Almanca Renklerin Okunuşu, Yazılışı ve Türkçeleri Örnek Cümleler
Almanca'daki renk adları, bir şeyleri tanımlamanıza yardımcı olacak önemli sıfatlardır. Almanca'daki en önemli ve temel renkler;
Yeşil = grün (groon)
Kahverengi = braun (buron)
Sarı = gelb (gelp)
Beyaz = weiß (vice)
Gri = grau (g - ow)
Mavi = blau (bl - ow)
Turuncu = orange (orang)
Siyah = schwarz (shvarts)
Bej = beige (beige)
Kırmızı = rot (roat)
Pembe = rosa (roza) pembenin açık, soluk bir tonunu ifade eder.
Pembe = pink (pembe) güçlü ya da sıcak pembe,
Mor = lila (leela)
Açık ve koyu renkler İngilizce'ye benzer şekilde ekleyerek bireysel renklerin daha açık ve koyu tonlarını adlandırabilirsiniz.
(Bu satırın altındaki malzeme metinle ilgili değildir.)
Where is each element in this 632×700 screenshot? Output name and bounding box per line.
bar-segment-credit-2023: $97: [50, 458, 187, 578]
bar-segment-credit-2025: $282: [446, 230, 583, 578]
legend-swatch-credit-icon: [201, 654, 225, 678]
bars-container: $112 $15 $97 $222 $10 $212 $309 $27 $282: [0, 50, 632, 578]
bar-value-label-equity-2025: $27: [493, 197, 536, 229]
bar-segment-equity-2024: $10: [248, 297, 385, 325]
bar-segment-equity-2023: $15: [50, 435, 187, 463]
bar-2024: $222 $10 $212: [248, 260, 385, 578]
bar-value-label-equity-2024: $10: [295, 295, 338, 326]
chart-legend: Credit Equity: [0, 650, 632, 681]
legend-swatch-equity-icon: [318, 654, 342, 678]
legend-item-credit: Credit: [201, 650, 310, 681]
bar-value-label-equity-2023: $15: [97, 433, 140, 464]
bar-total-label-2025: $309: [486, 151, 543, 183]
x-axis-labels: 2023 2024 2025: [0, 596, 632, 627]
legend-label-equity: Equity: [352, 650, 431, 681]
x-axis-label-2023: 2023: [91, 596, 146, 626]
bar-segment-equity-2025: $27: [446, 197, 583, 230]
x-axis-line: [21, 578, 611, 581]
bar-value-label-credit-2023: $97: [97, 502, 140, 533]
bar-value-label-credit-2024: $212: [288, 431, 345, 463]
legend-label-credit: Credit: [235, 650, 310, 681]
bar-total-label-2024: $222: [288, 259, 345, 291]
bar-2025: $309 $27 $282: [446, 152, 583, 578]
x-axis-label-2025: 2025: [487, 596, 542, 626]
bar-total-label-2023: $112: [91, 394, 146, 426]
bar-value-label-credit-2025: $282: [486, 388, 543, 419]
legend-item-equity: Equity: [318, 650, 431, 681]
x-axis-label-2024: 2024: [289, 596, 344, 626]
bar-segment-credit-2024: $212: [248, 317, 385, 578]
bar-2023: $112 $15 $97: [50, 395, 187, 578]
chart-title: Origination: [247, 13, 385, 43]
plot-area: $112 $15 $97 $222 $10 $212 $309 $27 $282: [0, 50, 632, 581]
Temel fark, Almancada iki kelimeyi birleştirmek için elbette bir araya getirmenizdir. Açık mavi bu nedenle “hellblau” olur ve koyu kırmızı “dunkelrot” olur. Yani açık bir renkten bahsedecekseniz rengin başına “Hell”, koyu bir renkten bahsedecekseniz rengin başına “Dunkel” getirmeniz yeterlidir.
Hellrot - Açık Kırmızı
Dunkelblau - Koyu Mavi
Renkler ile ilgili örnek cümlelere göz atalım;
Wir haben ein rotes Auto - Kırmızı bir arabamız var.
Der Lippenstift, den ich gekauft habe, ist rosa - Aldığım ruj pembe.
ie hat schöne blaue Augen - Güzel mavi gözleri var.
Der Grass ist grün - Çimen yeşildir.
Das gelbe Kleid is teuer - Sarı elbise pahalıdır.
Orange ist mein Lieblingsfarbe - Turuncu en sevdiğim renktir.
Tabii ki, muhtemelen bu dünyadaki her dilde olduğu gibi, birçok renk nüansı var. Gerçekten de, onları günlük dilde kullanıyorsunuz!
Rötlich - Kırmızımsı
Gelblich - Sarımsı
Grünlich - Yeşilimsi
Blaulich - mavimsi
Schwarzlich - Siyahımsı
Weißlich – Beyazımsı
Almanca'da renklerin nüanslarını, özellikle iki renk arasındaki tonları tanımlayan nüansları ifade etmek için, ilk rengin adını kullanır. Dolayısıyla, Almancada renklerin nasıl oluştuğunun oldukça açıktır. Tarif etmek istediğiniz rengin adına “- lich” sonunu eklemeniz yeterlidir. Ayrıca;
Ultramarinblau- lacivert
Himmelblau - Gökyüzü mavi
Apfelgrün - elma yeşili
Laubgrun - Yaprak yeşili
Blutrot - Kan kırmızısı
Dilbilgisi açısından konuşursak, buna "elision" denir. Yani bir şeyi tanımlamaktır. Yaygın olarak kullanılır ve standart bir ada sahiptir. Dolayısıyla yukarıdaki tabloda gördüğünüz gibi ifadeler sadece renkten biraz daha fazlasını iletebilir.